Richard M. Karceski, a Towson solo practitioner, said the defense will seek to show that while things could have been done differently when Gray asked for medical attention in the back of a police transport wagon, Porter’s actions or lack of action were not a crime.
“That’s a big leap,” said Karceski.
Prosecutors wrapped up their case Tuesday morning, at which point Baltimore City Circuit Judge Barry Williams dismissed jurors for the day and then denied a defense request to dismiss the case. On Monday, the judge ruled outside the jury’s presence that the state had committed a discovery violation by failing to turn over information about a possible preexisting injury.
Porter’s attorneys, Baltimore solo practitioner Gary E. Proctor and Joseph Murtha, of Murtha, Psoras & Lansa LLC in Lutherville, have repeatedly stated that Porter will testify in his own defense.
But observers are not sure that will happen.
“The real issue is what’s Porter going to say when he gets on the stand,” said former city prosecutor Ahmet Hisim.
It’s a common practice to reserve the ability to decide whether to testify and wait to see the state’s case, according to Jacob S. Frenkel, a former federal prosecutor. Porter’s 45-minute statement to investigators was played for the jury during the state’s case.
A good defense strategy, Frenkel said, would be to present multiple expert witnesses with differing conclusions about how Gray was injured.
“There’s nothing more powerful than saying two learned scholars have a difference of opinion,” said Frenkel, of Shulman, Rogers, Gandal, Pordy & Ecker P.A. in Potomac.

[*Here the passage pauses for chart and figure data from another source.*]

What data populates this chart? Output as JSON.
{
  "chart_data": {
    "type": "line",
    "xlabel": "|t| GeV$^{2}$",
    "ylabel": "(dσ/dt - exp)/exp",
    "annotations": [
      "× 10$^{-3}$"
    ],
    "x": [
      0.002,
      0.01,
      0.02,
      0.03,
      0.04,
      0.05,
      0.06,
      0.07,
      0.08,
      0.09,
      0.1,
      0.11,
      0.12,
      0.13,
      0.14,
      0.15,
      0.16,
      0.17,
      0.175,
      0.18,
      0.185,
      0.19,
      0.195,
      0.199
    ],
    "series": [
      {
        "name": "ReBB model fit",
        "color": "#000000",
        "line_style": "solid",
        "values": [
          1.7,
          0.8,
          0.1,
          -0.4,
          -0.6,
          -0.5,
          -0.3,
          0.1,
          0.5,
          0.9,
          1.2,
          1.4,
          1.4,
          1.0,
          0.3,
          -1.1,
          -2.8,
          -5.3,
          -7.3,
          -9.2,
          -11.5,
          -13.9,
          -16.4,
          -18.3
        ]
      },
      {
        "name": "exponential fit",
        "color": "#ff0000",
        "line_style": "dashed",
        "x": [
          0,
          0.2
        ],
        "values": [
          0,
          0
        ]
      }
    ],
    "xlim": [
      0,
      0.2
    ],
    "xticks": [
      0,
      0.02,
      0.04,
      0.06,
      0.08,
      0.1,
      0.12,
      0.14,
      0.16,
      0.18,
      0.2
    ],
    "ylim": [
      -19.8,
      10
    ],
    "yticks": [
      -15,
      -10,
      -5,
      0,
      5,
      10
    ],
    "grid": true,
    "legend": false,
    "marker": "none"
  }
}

If done effectively with short testimony, offering varying experts can create reasonable doubt in the minds of jurors, according to Frenkel.

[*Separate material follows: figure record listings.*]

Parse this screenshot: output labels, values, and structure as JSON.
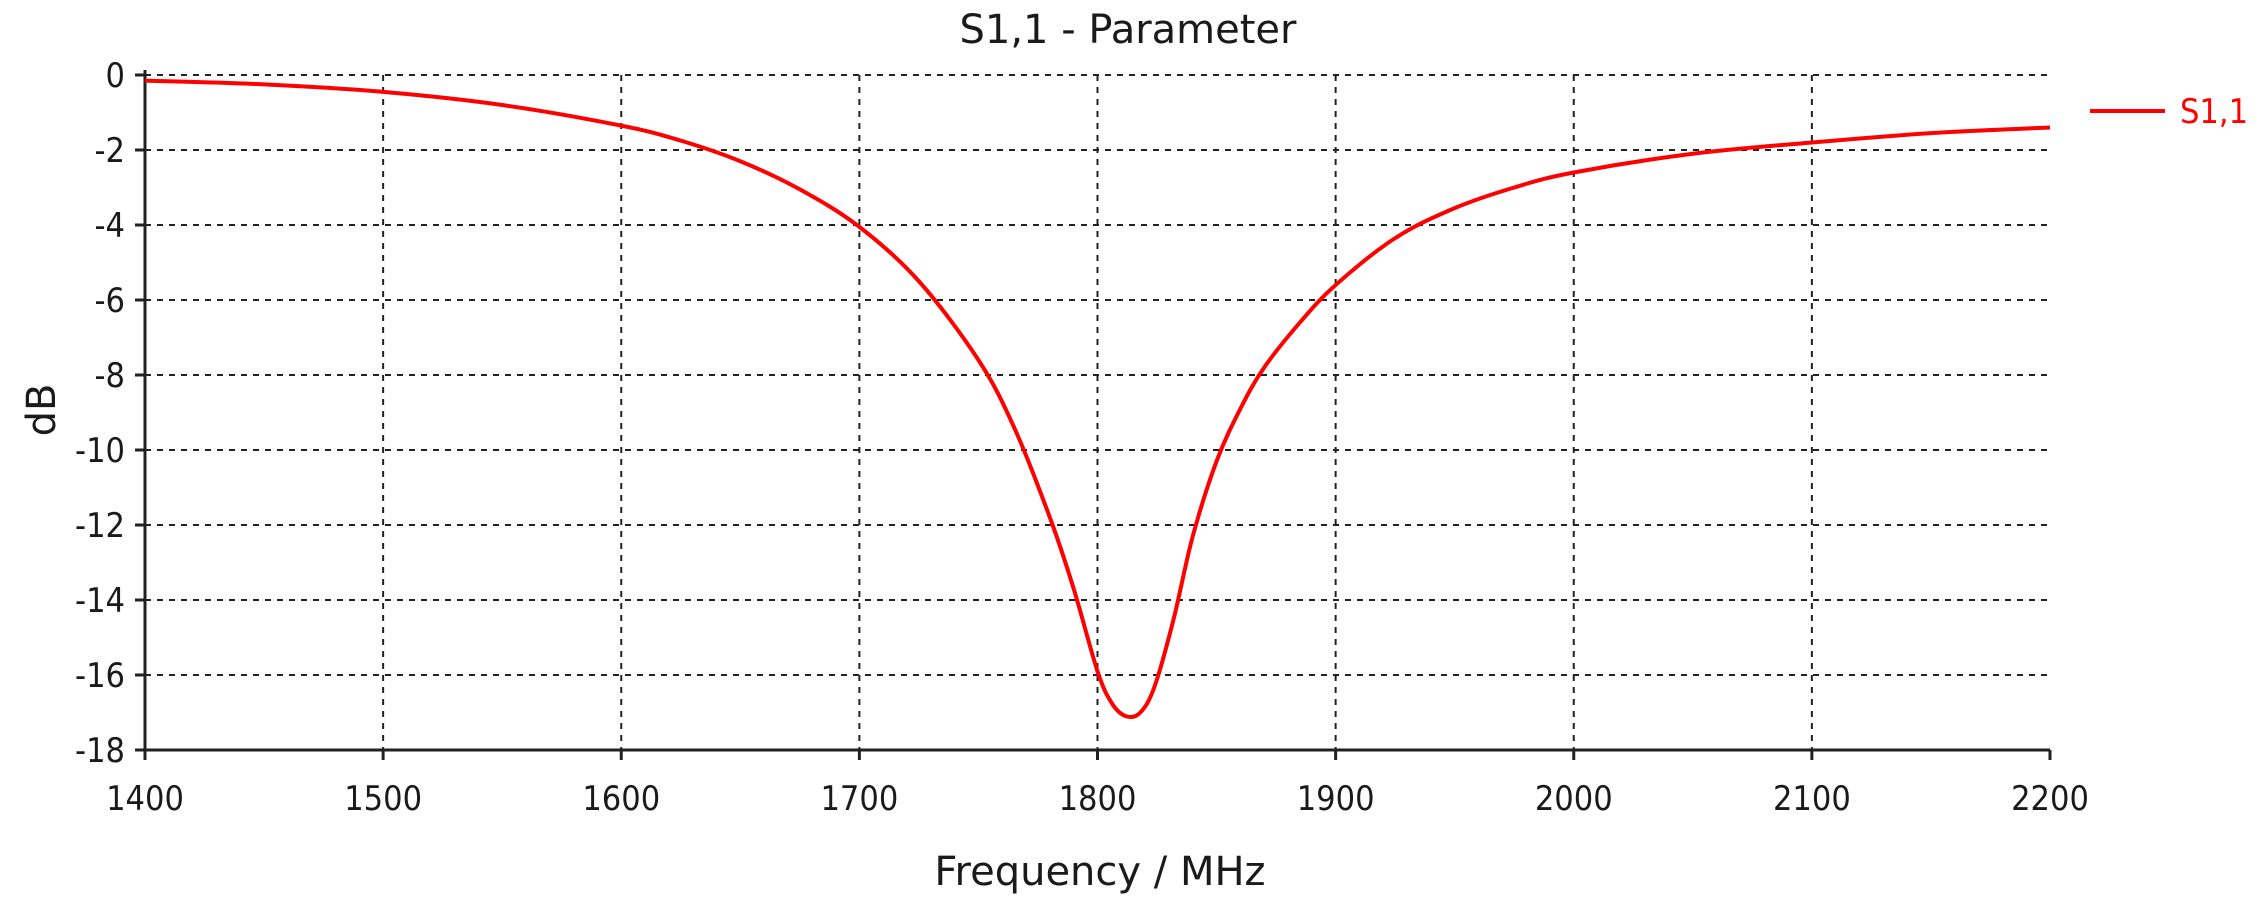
{
  "chart_data": {
    "type": "line",
    "title": "S1,1 - Parameter",
    "xlabel": "Frequency / MHz",
    "ylabel": "dB",
    "xlim": [
      1400,
      2200
    ],
    "ylim": [
      -18,
      0
    ],
    "xticks": [
      "1400",
      "1500",
      "1600",
      "1700",
      "1800",
      "1900",
      "2000",
      "2100",
      "2200"
    ],
    "yticks": [
      "0",
      "-2",
      "-4",
      "-6",
      "-8",
      "-10",
      "-12",
      "-14",
      "-16",
      "-18"
    ],
    "grid": true,
    "legend": "right",
    "series": [
      {
        "name": "S1,1",
        "color": "#ff0000",
        "x": [
          1400,
          1450,
          1500,
          1550,
          1600,
          1625,
          1650,
          1675,
          1700,
          1725,
          1750,
          1765,
          1780,
          1790,
          1800,
          1806,
          1812,
          1818,
          1824,
          1832,
          1840,
          1850,
          1860,
          1870,
          1885,
          1900,
          1925,
          1950,
          1975,
          2000,
          2050,
          2100,
          2150,
          2200
        ],
        "y": [
          -0.15,
          -0.25,
          -0.45,
          -0.8,
          -1.35,
          -1.75,
          -2.3,
          -3.05,
          -4.05,
          -5.5,
          -7.6,
          -9.4,
          -11.8,
          -13.7,
          -15.9,
          -16.75,
          -17.1,
          -17.0,
          -16.3,
          -14.5,
          -12.3,
          -10.3,
          -8.9,
          -7.8,
          -6.6,
          -5.6,
          -4.35,
          -3.55,
          -3.0,
          -2.6,
          -2.1,
          -1.8,
          -1.55,
          -1.4
        ]
      }
    ]
  }
}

Rebuttal experts to challenge the testimony of assistant medical examiner Dr. Carol Allan, who performed Gray’s autopsy, may allow the defense to further explore what they called her assumptions about how Gray’s injuries occurred, according to Hisim, of Jezic & Moyse LLC in Silver Spring.
Allan’s report states the injury likely occurred when Gray was standing up while the van was in motion and a sudden acceleration or deceleration cause him to fall and strike his head, similar to an injury sustained by someone diving into shallow water.

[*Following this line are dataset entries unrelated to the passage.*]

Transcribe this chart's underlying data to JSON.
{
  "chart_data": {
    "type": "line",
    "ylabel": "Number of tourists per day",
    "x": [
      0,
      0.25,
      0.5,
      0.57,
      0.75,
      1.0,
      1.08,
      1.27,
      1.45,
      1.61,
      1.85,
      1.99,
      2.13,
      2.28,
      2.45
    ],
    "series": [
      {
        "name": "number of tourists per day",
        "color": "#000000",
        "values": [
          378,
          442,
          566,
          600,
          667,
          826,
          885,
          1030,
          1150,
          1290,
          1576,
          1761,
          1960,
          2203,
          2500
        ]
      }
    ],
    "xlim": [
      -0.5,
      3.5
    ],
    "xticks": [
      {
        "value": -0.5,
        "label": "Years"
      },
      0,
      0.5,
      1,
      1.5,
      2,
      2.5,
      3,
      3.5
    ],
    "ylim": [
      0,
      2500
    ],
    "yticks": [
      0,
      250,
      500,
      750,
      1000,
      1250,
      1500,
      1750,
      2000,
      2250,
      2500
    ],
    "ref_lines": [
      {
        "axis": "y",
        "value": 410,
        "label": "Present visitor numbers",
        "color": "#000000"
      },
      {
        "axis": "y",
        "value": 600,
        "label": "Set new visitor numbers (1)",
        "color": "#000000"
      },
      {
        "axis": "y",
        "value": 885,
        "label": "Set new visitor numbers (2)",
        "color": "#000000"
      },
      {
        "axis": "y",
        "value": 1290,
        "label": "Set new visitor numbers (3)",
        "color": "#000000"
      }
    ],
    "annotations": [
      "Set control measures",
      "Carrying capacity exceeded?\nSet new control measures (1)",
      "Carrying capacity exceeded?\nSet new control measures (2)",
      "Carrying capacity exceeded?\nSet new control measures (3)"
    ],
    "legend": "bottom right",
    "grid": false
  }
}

When asked by Murtha, however, Allan could not point to any evidence that Gray stood up or that the van sped up or slowed down rapidly.
“Dr. Allan left a big, gaping hole for [Murtha] to jump through,” Hisim said.
With court adjourning before lunch Tuesday, having the afternoon to strategize before launching into their case should be a benefit to the defense team, added Frenkel.
“You really get a chance to take a deep breath,” he said.
As a prosecutor, Frenkel said he preferred to wrap up his case close to the weekend so the jury spends a couple of days thinking about the government’s case and final witnesses.
“As the defense attorney, I always want to start as quickly as possible to begin changing the tone,” said Frenkel.